January 1959 saw the Blacksheep transition to the famed FJ-4B Fury with which the squadron logged more than 27,000 hours as an attack squadron. The squadron was presented the Commandant of the Marine Corps' Safety Award for the most outstanding safety record achieved among attack squadrons throughout the Marine Corps on Aug. 29, 1961

Jan. 23, 1962, saw the Blacksheep turn another page in Marine history when their FJ Fury jets, the last in an active Marine squadron, were flown away. In their place came the squadron's first A-4 Skyhawks.

In 1965, VMA-214 flew attack missions in support of the III Marine Amphibious Force and the Republic of Vietnam in South Vietnam. The squadron remained in Vietnam for eight months and flew 3,971 combat missions totaling 5,274 combat hours.

In February 1966, the Blacksheep rotated out of Vietnam to pick up new pilots and personnel. In May 1966, '214 returned to Chu Lai, Vietnam, where it again flew combat missions in support of operations in Vietnam. VMA-214 returned from Vietnam for a final time in April 1967. The Blacksheep flew 14,000 hours in combat, 13,200 sorties, and dropped more than 10,000 tons of ordnance.

August 1969 saw the Blacksheep in Nevada, flying 453 sorties and dropping 77.5 tons of ordnance in 11 days. From 1971 to 1979 the Blacksheep deployed on numerous occasions to China Lake, Kadena, Iwakuni and Korea. The A-4M Skyhawk has a payload of 8,000 pounds of ordnance, including, a 20mm cannon and Sidewinder air-to-air missiles.
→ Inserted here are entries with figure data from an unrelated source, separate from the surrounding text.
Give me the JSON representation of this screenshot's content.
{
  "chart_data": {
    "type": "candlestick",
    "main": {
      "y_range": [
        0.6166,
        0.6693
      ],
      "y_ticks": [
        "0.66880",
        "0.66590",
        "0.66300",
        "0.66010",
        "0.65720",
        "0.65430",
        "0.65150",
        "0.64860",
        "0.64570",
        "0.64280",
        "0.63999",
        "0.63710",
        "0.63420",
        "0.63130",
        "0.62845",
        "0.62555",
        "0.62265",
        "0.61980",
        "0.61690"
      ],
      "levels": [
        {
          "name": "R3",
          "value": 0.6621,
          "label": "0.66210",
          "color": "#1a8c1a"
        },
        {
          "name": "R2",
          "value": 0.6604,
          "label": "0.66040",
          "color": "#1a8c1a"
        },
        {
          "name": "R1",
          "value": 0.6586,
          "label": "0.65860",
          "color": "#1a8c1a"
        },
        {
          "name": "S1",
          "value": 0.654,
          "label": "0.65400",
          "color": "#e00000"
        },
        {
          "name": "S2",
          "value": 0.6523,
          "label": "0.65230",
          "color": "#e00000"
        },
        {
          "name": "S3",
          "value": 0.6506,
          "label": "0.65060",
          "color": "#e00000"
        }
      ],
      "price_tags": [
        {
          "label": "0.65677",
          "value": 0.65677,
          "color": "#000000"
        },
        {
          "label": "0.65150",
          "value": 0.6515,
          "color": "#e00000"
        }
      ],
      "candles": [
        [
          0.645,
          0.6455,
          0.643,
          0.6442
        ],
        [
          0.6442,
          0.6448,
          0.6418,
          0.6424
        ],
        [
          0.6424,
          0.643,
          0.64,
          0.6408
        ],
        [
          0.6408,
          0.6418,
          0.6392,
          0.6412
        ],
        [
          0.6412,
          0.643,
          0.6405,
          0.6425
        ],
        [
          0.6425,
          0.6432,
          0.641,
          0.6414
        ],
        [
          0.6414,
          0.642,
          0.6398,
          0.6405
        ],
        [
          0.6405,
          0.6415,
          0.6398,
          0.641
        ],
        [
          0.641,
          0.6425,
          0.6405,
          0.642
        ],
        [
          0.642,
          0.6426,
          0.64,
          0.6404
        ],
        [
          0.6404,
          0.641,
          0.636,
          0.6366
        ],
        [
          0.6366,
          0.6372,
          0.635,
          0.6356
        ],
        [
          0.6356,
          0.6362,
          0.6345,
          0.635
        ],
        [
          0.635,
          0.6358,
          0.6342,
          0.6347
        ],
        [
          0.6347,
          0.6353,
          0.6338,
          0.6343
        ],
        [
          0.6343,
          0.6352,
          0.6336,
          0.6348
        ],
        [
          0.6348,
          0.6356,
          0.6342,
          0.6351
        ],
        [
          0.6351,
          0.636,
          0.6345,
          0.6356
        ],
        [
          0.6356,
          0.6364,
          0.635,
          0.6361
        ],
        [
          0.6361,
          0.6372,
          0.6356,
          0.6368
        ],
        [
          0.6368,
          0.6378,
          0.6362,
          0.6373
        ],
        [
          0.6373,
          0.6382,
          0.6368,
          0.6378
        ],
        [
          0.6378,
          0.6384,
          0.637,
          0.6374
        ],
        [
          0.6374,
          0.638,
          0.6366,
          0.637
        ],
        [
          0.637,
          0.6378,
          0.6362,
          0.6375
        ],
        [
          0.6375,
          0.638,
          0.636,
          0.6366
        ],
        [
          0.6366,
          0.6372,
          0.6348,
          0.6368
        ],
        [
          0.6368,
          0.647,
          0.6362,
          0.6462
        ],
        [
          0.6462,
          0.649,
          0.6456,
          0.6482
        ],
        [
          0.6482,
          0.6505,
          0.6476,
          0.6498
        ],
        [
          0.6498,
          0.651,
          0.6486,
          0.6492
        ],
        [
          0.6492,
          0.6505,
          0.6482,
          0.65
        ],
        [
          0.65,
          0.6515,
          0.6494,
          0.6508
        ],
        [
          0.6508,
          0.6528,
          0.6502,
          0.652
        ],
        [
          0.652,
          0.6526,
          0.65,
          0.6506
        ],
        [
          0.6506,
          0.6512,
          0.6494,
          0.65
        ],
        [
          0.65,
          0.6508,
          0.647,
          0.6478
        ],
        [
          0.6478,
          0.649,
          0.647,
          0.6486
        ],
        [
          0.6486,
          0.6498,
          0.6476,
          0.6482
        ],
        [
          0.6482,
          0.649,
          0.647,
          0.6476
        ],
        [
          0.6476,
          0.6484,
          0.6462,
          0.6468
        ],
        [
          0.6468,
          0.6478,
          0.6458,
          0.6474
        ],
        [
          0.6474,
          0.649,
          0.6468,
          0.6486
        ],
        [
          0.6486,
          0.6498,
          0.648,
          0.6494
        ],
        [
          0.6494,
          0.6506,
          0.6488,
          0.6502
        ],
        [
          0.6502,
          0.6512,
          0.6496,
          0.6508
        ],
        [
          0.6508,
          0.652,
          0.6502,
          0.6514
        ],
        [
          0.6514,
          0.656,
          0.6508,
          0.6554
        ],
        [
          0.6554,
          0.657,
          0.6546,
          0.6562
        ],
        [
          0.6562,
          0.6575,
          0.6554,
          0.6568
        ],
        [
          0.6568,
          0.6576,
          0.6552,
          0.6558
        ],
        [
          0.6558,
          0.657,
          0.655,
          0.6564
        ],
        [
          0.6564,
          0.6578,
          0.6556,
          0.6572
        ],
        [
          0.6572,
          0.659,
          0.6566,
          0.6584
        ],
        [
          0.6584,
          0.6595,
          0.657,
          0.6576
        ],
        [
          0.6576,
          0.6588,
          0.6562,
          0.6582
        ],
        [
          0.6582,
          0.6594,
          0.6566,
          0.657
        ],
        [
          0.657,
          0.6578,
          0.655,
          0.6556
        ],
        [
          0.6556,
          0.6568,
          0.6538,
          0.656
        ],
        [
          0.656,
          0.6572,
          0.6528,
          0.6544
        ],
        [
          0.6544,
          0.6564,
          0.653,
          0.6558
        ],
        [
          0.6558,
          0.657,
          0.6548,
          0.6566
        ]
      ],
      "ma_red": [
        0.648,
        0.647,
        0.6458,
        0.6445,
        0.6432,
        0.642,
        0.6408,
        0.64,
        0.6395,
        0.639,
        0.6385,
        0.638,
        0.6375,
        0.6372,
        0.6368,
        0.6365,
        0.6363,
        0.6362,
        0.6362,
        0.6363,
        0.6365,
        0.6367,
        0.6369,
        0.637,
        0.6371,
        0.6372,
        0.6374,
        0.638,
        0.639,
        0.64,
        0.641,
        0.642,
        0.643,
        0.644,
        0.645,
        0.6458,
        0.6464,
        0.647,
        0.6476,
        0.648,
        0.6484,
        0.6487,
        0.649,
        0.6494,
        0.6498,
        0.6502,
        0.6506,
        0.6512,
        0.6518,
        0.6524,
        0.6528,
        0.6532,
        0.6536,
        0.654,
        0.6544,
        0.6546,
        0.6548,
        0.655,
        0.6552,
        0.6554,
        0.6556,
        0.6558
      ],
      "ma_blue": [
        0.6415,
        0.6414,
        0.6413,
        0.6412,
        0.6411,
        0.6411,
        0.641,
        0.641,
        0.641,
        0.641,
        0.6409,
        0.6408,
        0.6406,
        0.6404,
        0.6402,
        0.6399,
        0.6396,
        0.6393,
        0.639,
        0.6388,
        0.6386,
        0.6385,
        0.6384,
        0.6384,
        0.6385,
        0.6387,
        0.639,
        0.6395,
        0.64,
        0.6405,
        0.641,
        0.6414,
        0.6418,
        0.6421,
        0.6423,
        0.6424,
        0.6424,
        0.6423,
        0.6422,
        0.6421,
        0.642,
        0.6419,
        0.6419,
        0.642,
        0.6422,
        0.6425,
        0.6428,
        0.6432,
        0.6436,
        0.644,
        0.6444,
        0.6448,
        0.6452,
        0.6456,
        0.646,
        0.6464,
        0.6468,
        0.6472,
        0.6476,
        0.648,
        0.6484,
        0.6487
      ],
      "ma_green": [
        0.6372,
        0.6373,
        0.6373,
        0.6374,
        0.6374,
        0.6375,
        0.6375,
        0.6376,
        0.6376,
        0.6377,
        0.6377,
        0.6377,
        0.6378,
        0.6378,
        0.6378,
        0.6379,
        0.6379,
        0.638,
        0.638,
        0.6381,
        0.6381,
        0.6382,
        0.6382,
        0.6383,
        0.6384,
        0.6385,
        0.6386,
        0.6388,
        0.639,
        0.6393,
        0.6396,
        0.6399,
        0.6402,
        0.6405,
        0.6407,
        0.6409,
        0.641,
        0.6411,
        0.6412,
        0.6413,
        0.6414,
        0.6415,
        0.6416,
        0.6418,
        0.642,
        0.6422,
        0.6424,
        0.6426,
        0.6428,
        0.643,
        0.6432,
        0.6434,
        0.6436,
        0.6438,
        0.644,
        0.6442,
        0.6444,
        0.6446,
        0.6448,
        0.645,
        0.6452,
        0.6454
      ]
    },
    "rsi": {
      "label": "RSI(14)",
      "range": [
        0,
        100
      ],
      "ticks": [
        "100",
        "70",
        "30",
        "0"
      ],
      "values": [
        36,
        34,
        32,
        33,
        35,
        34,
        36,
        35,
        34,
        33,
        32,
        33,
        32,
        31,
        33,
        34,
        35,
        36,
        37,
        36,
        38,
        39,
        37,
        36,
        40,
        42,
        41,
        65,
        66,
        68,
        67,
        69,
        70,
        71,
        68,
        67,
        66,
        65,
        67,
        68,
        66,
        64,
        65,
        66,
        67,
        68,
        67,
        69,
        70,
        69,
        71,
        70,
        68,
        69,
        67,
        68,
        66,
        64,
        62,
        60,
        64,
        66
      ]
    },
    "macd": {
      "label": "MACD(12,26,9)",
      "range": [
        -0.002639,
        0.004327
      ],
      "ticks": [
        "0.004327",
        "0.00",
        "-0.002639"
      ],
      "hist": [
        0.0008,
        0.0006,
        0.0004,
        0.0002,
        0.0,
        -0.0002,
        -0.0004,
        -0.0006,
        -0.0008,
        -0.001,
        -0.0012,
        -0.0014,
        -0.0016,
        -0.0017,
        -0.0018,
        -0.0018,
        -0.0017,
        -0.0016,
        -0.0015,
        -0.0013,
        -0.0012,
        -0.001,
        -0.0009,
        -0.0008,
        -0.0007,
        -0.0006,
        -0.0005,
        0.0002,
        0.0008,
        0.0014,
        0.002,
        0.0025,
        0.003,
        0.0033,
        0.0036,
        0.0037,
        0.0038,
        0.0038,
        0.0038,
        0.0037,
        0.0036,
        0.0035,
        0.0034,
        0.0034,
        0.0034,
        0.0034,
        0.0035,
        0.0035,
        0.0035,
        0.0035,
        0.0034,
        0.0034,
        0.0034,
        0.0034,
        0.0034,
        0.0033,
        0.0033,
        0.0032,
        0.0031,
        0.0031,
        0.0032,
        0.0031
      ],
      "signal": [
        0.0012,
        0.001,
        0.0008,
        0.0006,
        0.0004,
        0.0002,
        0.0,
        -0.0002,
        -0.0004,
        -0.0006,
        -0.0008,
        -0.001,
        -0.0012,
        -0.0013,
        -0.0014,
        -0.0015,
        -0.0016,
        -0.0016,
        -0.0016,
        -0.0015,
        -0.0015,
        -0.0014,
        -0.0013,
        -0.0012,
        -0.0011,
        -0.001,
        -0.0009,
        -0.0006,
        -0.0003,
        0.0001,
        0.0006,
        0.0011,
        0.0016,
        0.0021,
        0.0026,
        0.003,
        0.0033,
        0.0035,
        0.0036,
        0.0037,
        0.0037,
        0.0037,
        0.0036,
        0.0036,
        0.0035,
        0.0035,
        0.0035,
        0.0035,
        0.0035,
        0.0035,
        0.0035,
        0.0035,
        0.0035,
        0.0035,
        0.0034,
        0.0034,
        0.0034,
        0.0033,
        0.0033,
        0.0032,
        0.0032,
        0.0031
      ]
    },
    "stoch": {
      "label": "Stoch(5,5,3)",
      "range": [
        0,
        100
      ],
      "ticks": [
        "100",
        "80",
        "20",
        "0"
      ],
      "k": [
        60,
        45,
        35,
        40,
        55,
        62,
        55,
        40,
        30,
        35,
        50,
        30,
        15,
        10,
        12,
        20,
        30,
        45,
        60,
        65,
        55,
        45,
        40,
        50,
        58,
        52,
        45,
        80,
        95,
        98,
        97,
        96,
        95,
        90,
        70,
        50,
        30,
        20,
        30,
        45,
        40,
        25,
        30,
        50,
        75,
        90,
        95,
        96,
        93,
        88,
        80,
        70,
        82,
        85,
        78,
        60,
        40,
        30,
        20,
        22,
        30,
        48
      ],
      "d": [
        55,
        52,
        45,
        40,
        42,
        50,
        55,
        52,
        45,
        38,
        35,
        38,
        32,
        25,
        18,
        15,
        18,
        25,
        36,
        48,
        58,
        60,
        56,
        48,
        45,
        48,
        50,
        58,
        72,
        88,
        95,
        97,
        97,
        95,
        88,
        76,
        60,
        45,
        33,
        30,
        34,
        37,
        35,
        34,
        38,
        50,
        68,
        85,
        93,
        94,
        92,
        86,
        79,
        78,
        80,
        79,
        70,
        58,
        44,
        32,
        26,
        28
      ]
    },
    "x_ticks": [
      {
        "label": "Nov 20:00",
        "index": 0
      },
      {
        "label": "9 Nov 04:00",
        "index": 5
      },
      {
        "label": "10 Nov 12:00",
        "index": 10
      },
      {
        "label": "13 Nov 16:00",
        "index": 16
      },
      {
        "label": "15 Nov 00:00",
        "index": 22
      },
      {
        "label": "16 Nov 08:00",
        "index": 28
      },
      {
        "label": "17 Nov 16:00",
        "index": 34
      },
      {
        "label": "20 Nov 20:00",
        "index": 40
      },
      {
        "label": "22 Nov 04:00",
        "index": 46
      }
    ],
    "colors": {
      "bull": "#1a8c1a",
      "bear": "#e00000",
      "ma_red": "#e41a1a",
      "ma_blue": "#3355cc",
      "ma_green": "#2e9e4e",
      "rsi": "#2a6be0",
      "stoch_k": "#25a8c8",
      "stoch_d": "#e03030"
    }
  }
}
June 1986 marked the third accident-free year for VMA-214 and 15,000 accident-free hours. The Blacksheep also demonstrated an impressive record of operational readiness for those three years in seven deployments to NAS Fallon, Nev.; Hill AFB, Utah; Luke AFB, Ariz.; MCAS Yuma, Ariz.; and Twentynine Palms, Calif. From December 1986 to June 1987, the squadron was deployed to the Western Pacific taking part in exercises at Iwakuni, Kadena, Cubi Point, and Pohang, Korea. In September 1987, VMA-213 relocated from MCAS El Toro, Calif., to MCAS Yuma.

January 12, 1988, was a sad day in the history of the Blacksheep Squadron. Its famous leader, Gregory "Pappy" Boyington, whose combat exploits were dramatized in the television series "Baa Baa Blacksheep," died of cancer at 4 a.m. at the age of 75. In June, the Blacksheep left another deployment to WestPac, before returning to Yuma in December. 1989 was another historic year for the squadron. The Blacksheep were the first A-4 squadron to fly 30,000 accident-free hours and achieved six years accident-free flying.
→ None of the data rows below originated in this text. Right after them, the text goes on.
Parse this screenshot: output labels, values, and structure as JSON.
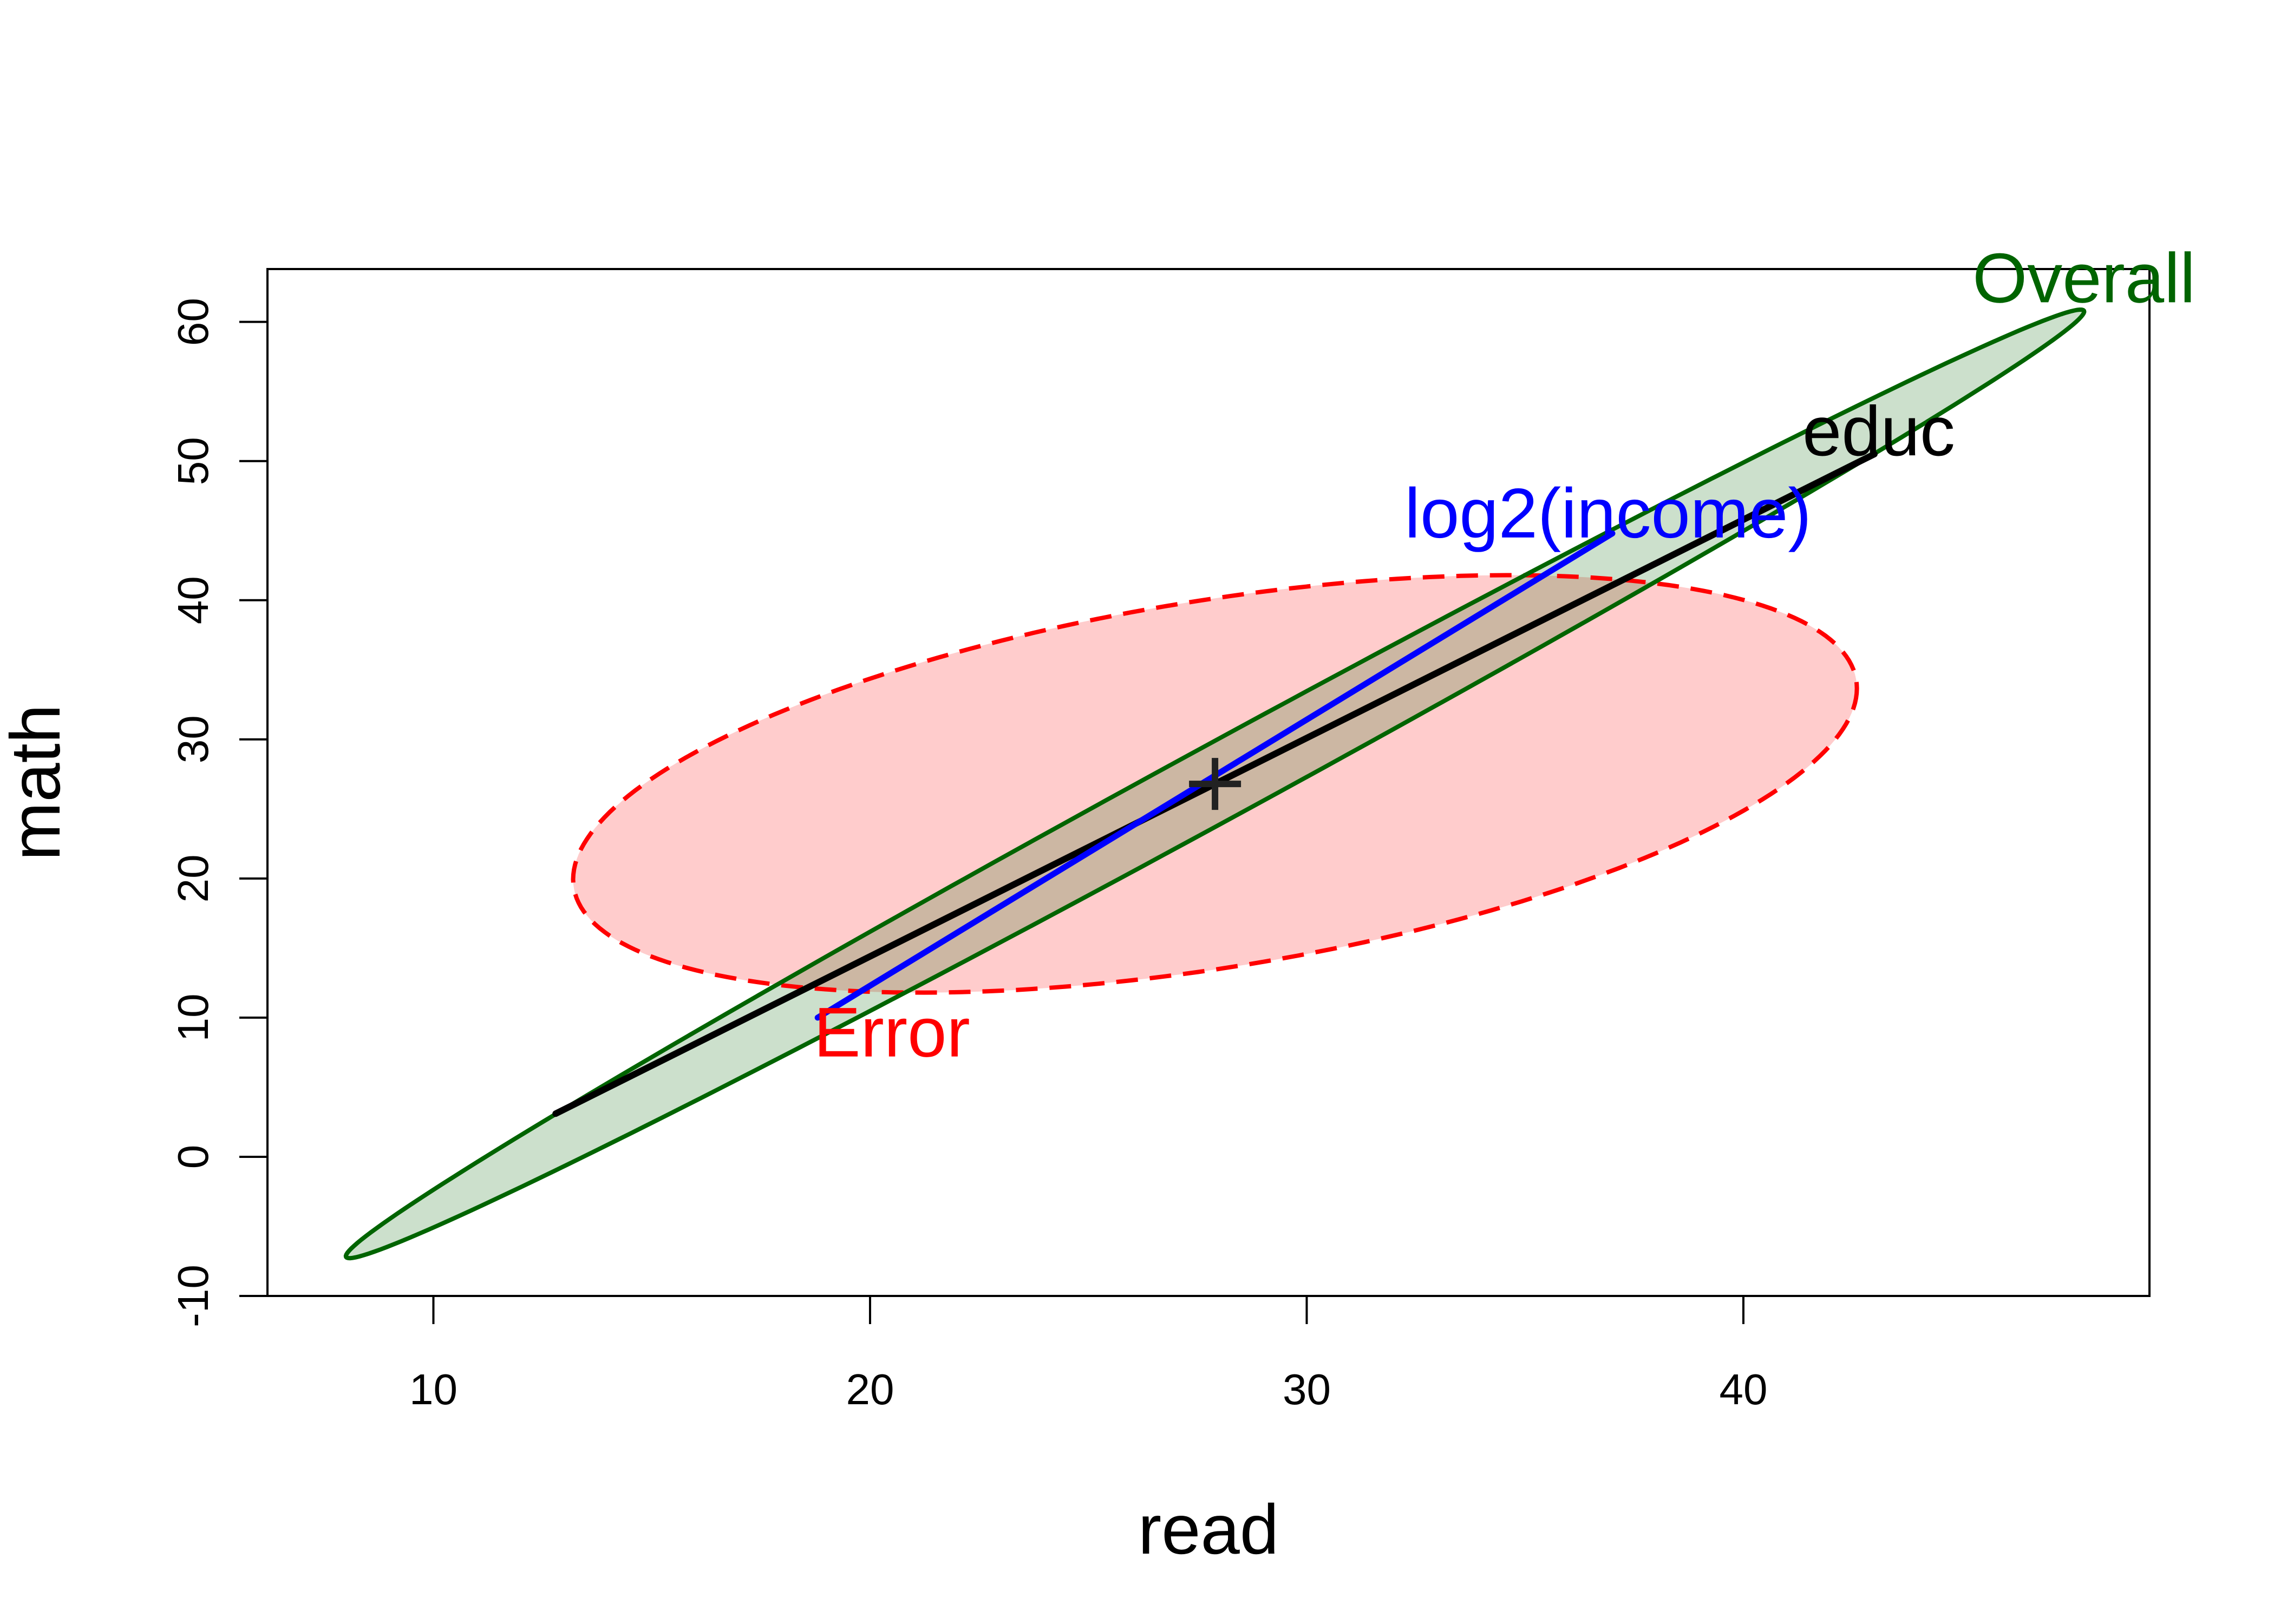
{
  "chart_data": {
    "type": "scatter",
    "title": "",
    "xlabel": "read",
    "ylabel": "math",
    "xlim": [
      6.2,
      49.3
    ],
    "ylim": [
      -10.0,
      63.8
    ],
    "x_ticks": [
      10,
      20,
      30,
      40
    ],
    "y_ticks": [
      -10,
      0,
      10,
      20,
      30,
      40,
      50,
      60
    ],
    "grid": false,
    "legend": "none",
    "centroid": {
      "x": 27.9,
      "y": 26.8,
      "marker": "+"
    },
    "series": [
      {
        "name": "Error",
        "shape": "ellipse",
        "color": "#FF0000",
        "fill": "#FFCCCC",
        "line_style": "dashed",
        "center": {
          "x": 27.9,
          "y": 26.8
        },
        "extreme_points": {
          "x_min": [
            18.2,
            19.0
          ],
          "x_max": [
            42.6,
            34.5
          ],
          "y_min": [
            22.0,
            11.8
          ],
          "y_max": [
            35.5,
            41.8
          ]
        },
        "label_position": {
          "x": 20.5,
          "y": 9.0
        }
      },
      {
        "name": "Overall",
        "shape": "ellipse",
        "color": "#006400",
        "fill": "rgba(0,100,0,0.2)",
        "line_style": "solid",
        "center": {
          "x": 27.9,
          "y": 26.8
        },
        "extreme_points": {
          "x_min": [
            7.9,
            -7.2
          ],
          "x_max": [
            47.8,
            60.8
          ]
        },
        "label_position": {
          "x": 47.8,
          "y": 63.2
        }
      },
      {
        "name": "educ",
        "shape": "degenerate-line",
        "color": "#000000",
        "line_style": "solid",
        "endpoints": [
          [
            12.8,
            3.1
          ],
          [
            43.0,
            50.5
          ]
        ],
        "label_position": {
          "x": 43.1,
          "y": 52.2
        }
      },
      {
        "name": "log2(income)",
        "shape": "degenerate-line",
        "color": "#0000FF",
        "line_style": "solid",
        "endpoints": [
          [
            18.8,
            10.0
          ],
          [
            37.0,
            44.8
          ]
        ],
        "label_position": {
          "x": 36.9,
          "y": 46.3
        }
      }
    ]
  }
}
The squadron retired the A-4M Skyhawk in June and formed the first night attack squadron with the AV-8B Night Attack Harrier, marking another milestone of the world famous Blacksheep. The squadron completed the first overseas deployment of the Night Attack Harrier to Iwakuni, Japan, in 1992.
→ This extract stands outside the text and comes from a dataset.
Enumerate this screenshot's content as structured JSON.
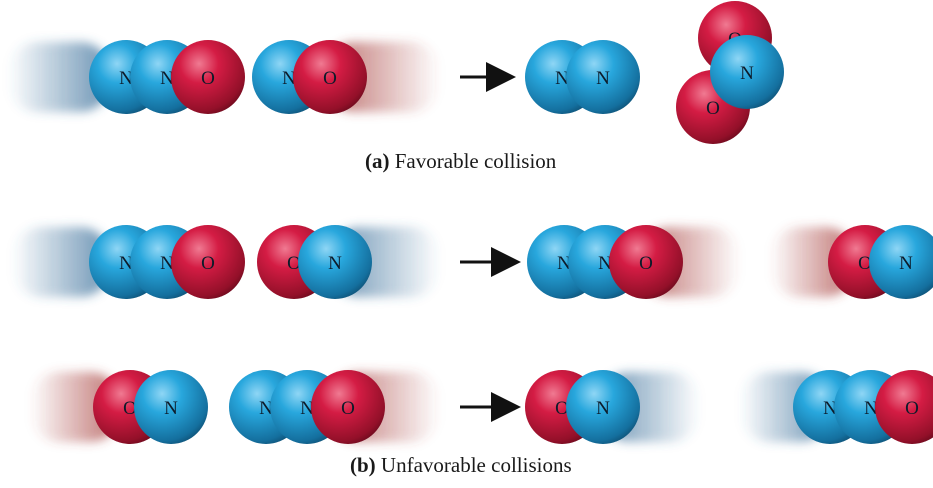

The nickname Black Sheep Squadron originated at a unit party during the first days at Munda. Since they had been thrown together so hastily from replacements, the pilots decided to call themselves "Boyington's Bastards." Frank Walton, the squadron's intelligence officer, was told the next day by a Marine public relations officer that the nickname would be unacceptable for newspaper accounts, so the fliers called themselves the "Black Sheep." As Avey explains, the name was not chosen to imply rebellious nature. "We were not raucous or anything. We were just looking for a name." Because the 31-year-old Boyington was at least 10 years older than most of his pilots, they started calling him "Pappy" or "Gramps."

An Associated Press story of March 20, 1944, summarized the unit's many achievements:

"The Black Sheep long had been recognized as one of the hardest hitting and most eager teams of air fighters and a squadron which was nourished by the fighting competitive spirit of its lost skipper...

"The Black Sheep started as a squadron of nobodies, being formed from a collection of flyers and replacements on the spur of the moment....Within a matter of weeks it became the best Japanese-killing outfit in the Solomons and, in some respects, the most unusual squadron ever to fly the South Pacific skies."

Marine Attack Squadron (VMA)-214 is currently one of four AV-8B Harrier squadrons assigned to Marine Aircraft Group-13, 3rd Marine Aircraft Wing. Its mission is to provide close-air support, conduct armed reconnaissance and limited air-defense for Marine expeditionary forces.